On June 18, 2020, the Appellate Division’s Third Judicial Department issued a decision in the case Schoch v. Lake Champlain Ob-Gyn, P.C., No. 529615, concerning entitlement to MLMIC funds distributed in connection with MLMIC’s purchase in 2018 by National Indemnity Company, a Berkshire Hathaway subsidiary.
Schoch involved an appeal from a decision and order of the Supreme Court, Saratoga County, in which the Supreme Court found that an obstetrics and gynecology practice, and not the practice’s policyholder-employee, was entitled to disputed MLMIC funds because the practice paid the premiums for the MLMIC policy under which the employee was insured. The Third Department reversed the Supreme Court’s decision, finding that the employee-policyholder was entitled to the MLMIC funds.
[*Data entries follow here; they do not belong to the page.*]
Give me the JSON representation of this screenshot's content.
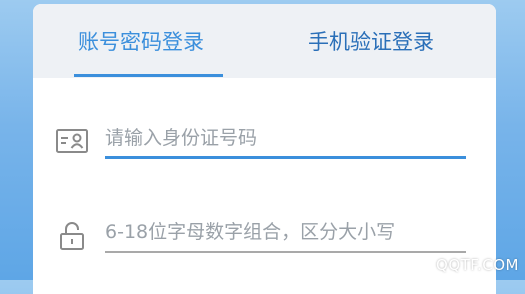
{
  "tabs": {
    "password_login": "账号密码登录",
    "sms_login": "手机验证登录"
  },
  "fields": {
    "account_placeholder": "请输入身份证号码",
    "account_value": "",
    "password_placeholder": "6-18位字母数字组合，区分大小写",
    "password_value": ""
  },
  "icons": {
    "account": "id-card-icon",
    "password": "lock-icon"
  },
  "colors": {
    "accent": "#3b8fdc",
    "tab_inactive": "#2a6fb8",
    "tab_bar_bg": "#eef1f5",
    "placeholder": "#9aa1a8"
  },
  "watermark": "QQTF.COM"
}
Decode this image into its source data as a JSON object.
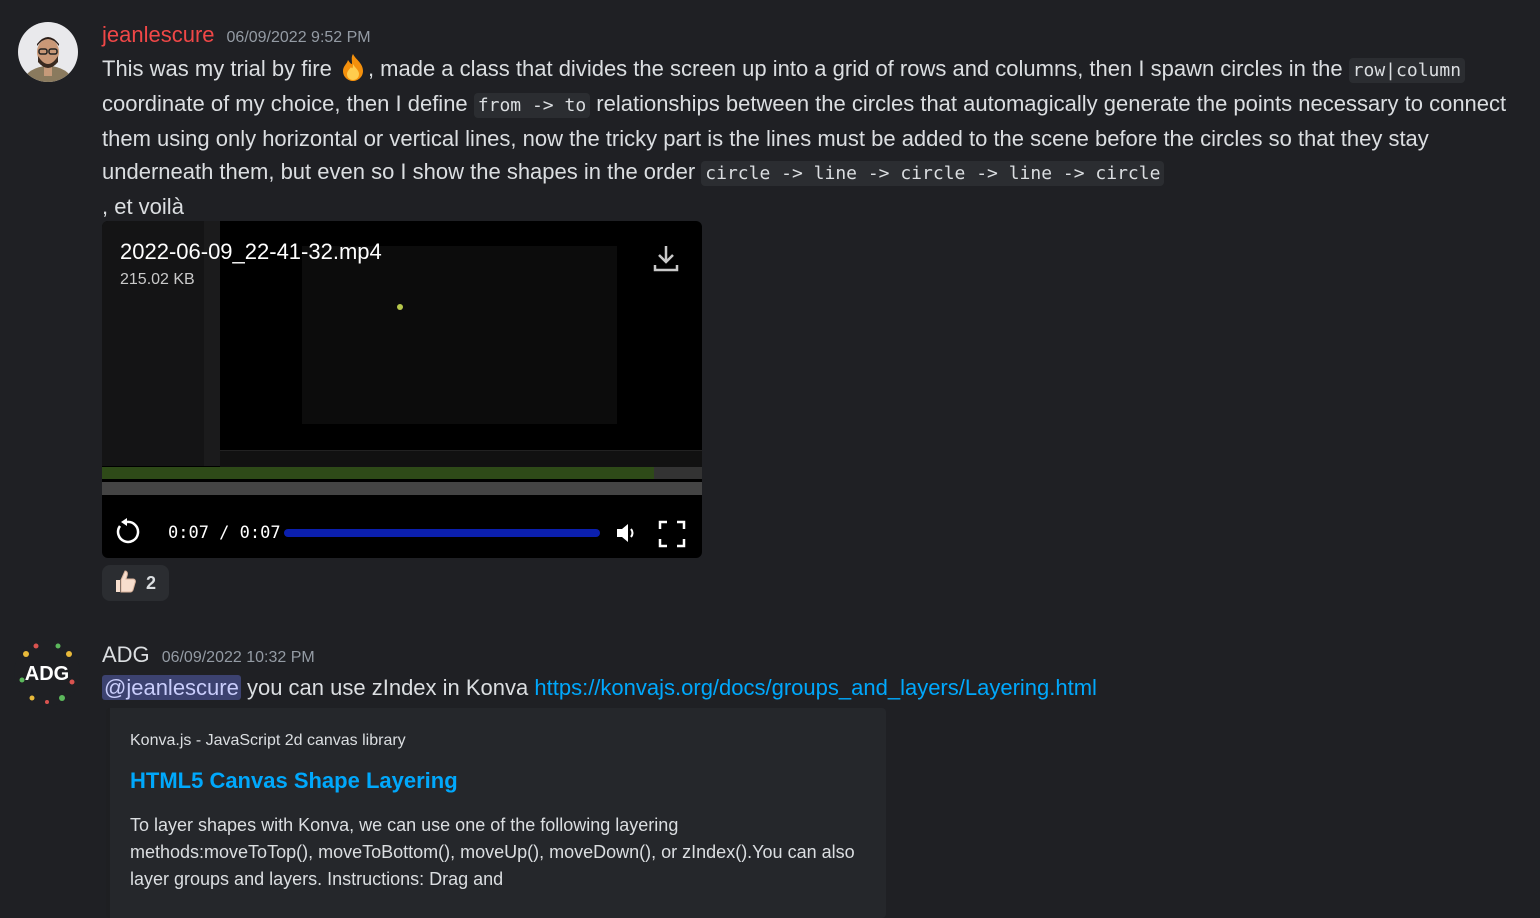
{
  "message1": {
    "username": "jeanlescure",
    "username_color": "#f04747",
    "timestamp": "06/09/2022 9:52 PM",
    "text_a": "This was my trial by fire ",
    "text_b": ", made a class that divides the screen up into a grid of rows and columns, then I spawn circles in the ",
    "code_a": "row|column",
    "text_c": " coordinate of my choice, then I define ",
    "code_b": "from -> to",
    "text_d": " relationships between the circles that automagically generate the points necessary to connect them using only horizontal or vertical lines, now the tricky part is the lines must be added to the scene before the circles so that they stay underneath them, but even so I show the shapes in the order ",
    "code_c": "circle -> line -> circle -> line -> circle ",
    "text_e": ", et voilà",
    "video": {
      "filename": "2022-06-09_22-41-32.mp4",
      "size": "215.02 KB",
      "time": "0:07 / 0:07",
      "progress_fraction": 1.0,
      "icons": [
        "download-icon",
        "replay-icon",
        "volume-icon",
        "fullscreen-icon"
      ]
    },
    "reaction": {
      "emoji": "thumbs-up-icon",
      "count": "2"
    }
  },
  "message2": {
    "username": "ADG",
    "timestamp": "06/09/2022 10:32 PM",
    "mention": "@jeanlescure",
    "text": " you can use zIndex in Konva ",
    "link": "https://konvajs.org/docs/groups_and_layers/Layering.html",
    "embed": {
      "provider": "Konva.js - JavaScript 2d canvas library",
      "title": "HTML5 Canvas Shape Layering",
      "description": "To layer shapes with Konva, we can use one of the following layering methods:moveToTop(), moveToBottom(), moveUp(), moveDown(), or zIndex().You can also layer groups and layers. Instructions: Drag and"
    }
  },
  "colors": {
    "background": "#1f2024",
    "link": "#00a8fc",
    "mention_bg": "#3c4270"
  }
}
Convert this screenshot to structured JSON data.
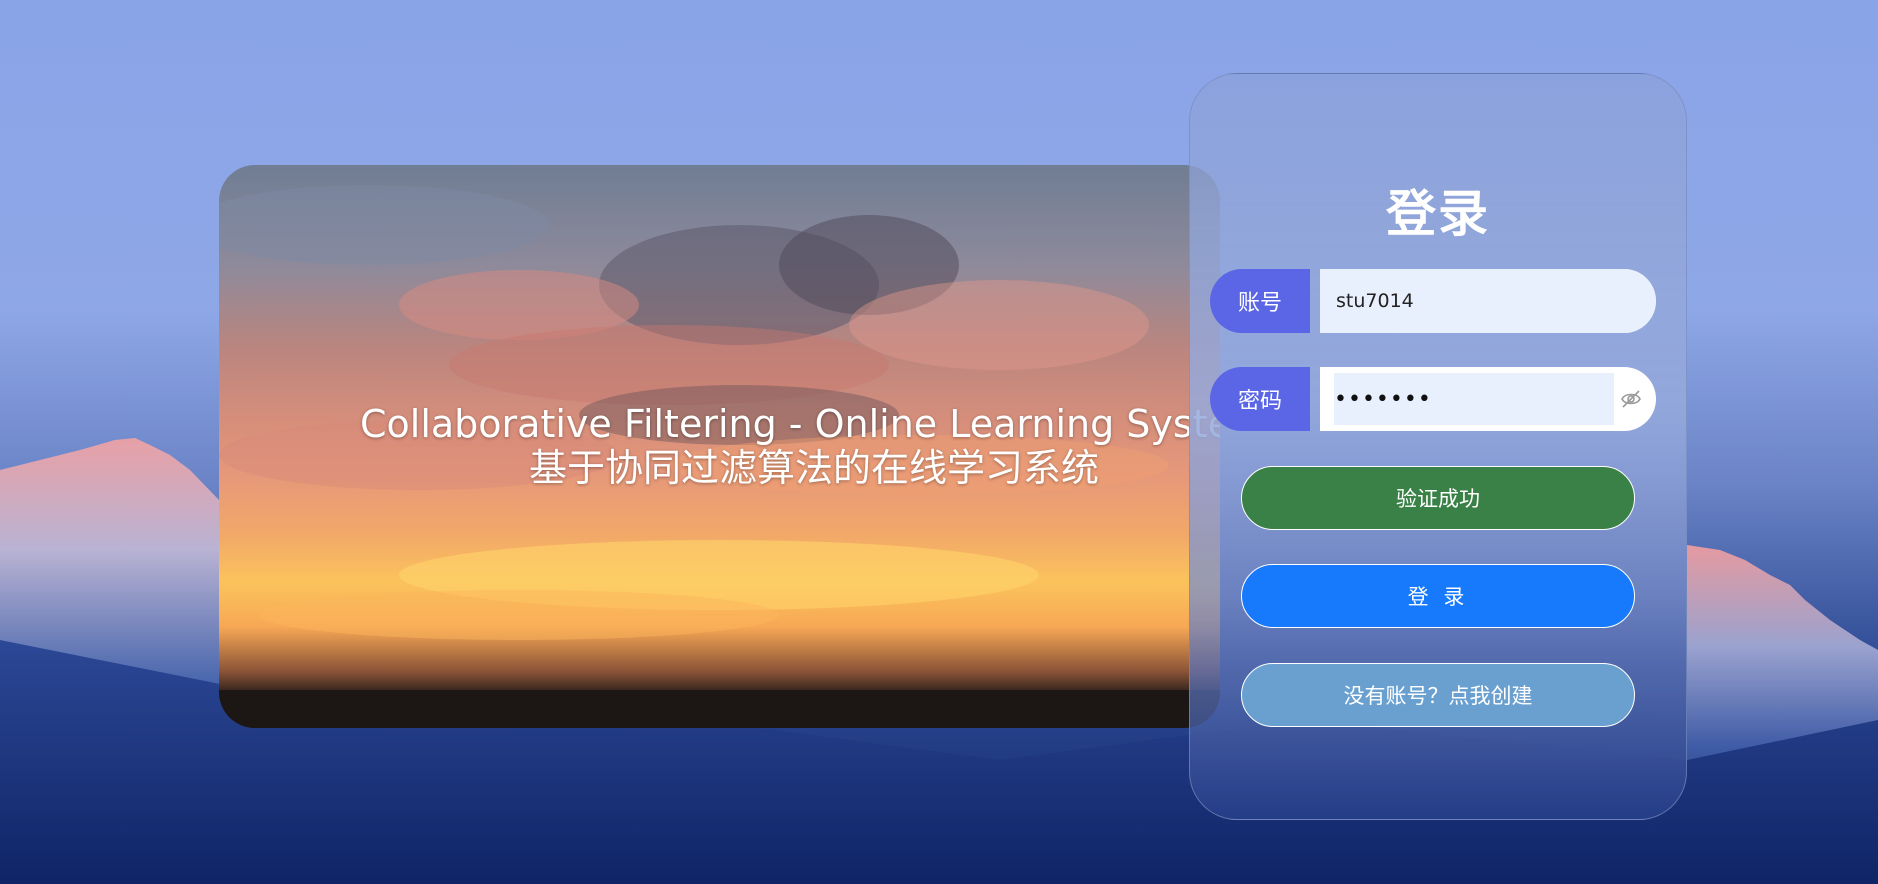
{
  "banner": {
    "title_en": "Collaborative Filtering - Online Learning System",
    "title_cn": "基于协同过滤算法的在线学习系统"
  },
  "login": {
    "title": "登录",
    "account": {
      "label": "账号",
      "value": "stu7014"
    },
    "password": {
      "label": "密码",
      "value": "1234567"
    },
    "verify_button": "验证成功",
    "login_button": "登 录",
    "register_button": "没有账号？点我创建"
  },
  "icons": {
    "password_toggle": "eye-slash-icon"
  },
  "colors": {
    "label_bg": "#5a66e6",
    "verify_bg": "#3a8147",
    "login_bg": "#1779fb",
    "register_bg": "#6aa0d0"
  }
}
The Third Department’s ruling in Schoch, much like the Fourth Department’s recent decision in Maple-Gate Anesthesiologists, P.C. v. Narsin, CA 19-00612, is premised on a misapplication of New York Insurance Law § 7307. Specifically, the Third Department interprets the statute as giving policyholders a right to demutualization proceeds. The Insurance Law, however, merely describes the process that a company must follow while demutualizing and does not address which parties are entitled to demutualization funds.
This ruling also conflicts with a previous decision by the Appellate Division, First Judicial Department in In re Schaffer, Schonholz & Drossman, LLP v. Title, 171 A.D.3d 465, 96 N.Y.S.3d 526 (1st Dep’t 2019), in which the First Department found that a policyholder physician would be unjustly enriched should she, and not the radiology practice that had paid the premiums for the policy in question, be awarded the disputed MLMIC funds. The Third Department declined to follow the First Department’s ruling in Schaffer, finding that because the employee had a legal right to the demutualization proceeds under the Insurance Law, she had not been unjustly enriched when she received them. However, as previously stated, policyholder-employees have no such statutory right that would preclude an unjust enrichment claim.
In light of the current divide between the First Judicial Department and the Third and Fourth Judicial Departments, the New York Court of Appeals will need to decide which parties are entitled to the MLMIC funds.